I still love my Tivos for what they do with elegance, simplicity and reliability, but wholly agree they just can't really get it together.
TiVo, in my humble opinion, is based on a fairly flimsy premise: that television is so important to watch that you are willing to spend time and money to make sure you get to watch all of some part of it. Really? Seriously, what is on television that you couldn't miss?
My answer to that it doesn't so much let you watch *more* TV, as improve the quality of what you do watch. Say I watch an hour of TV every day. I can use that time to watch whatever happens to be on, or I can use time shifting to watch something good.
At the quality end of the TV drama spectrum, you're really missing out if you don't watch all the episodes, in the right order. There's no way I'd want to see The Wire or Lost out of order.
Seriously, anyone who thinks people are going to continue to pay $50-$150/month for *TV* in this economy is leaving on their parent's salary. I make six figures, and I'd be damned if I'm going to shell out anywhere near $50/month for hundreds of junk channels when I only watch 5-6 shows.

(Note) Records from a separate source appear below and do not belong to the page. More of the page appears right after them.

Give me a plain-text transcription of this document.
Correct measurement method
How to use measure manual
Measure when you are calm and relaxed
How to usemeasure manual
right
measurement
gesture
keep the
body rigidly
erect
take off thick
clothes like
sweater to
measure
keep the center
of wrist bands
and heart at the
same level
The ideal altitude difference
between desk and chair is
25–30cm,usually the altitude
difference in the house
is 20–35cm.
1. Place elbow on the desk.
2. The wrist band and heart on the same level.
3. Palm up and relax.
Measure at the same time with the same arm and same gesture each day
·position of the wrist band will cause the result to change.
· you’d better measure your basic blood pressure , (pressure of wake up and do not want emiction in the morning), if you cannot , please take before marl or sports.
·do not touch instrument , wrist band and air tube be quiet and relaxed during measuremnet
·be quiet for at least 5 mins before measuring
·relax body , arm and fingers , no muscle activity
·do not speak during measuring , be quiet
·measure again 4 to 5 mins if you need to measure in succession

Look you're *not normal*. And you're browsing a website full of people who aren't normal just like you. You have the knowledge and the technical expertise to set up an alternative that works for you, but that makes you *atypical*.
Honestly, look outside your little box for a second. Do you honestly think your mother or grandmother is gonna break out a PC and stream TV from Hulu? No. Hell, your average PC owner probably doesn't even realize they *can* hook their computer up to their TV.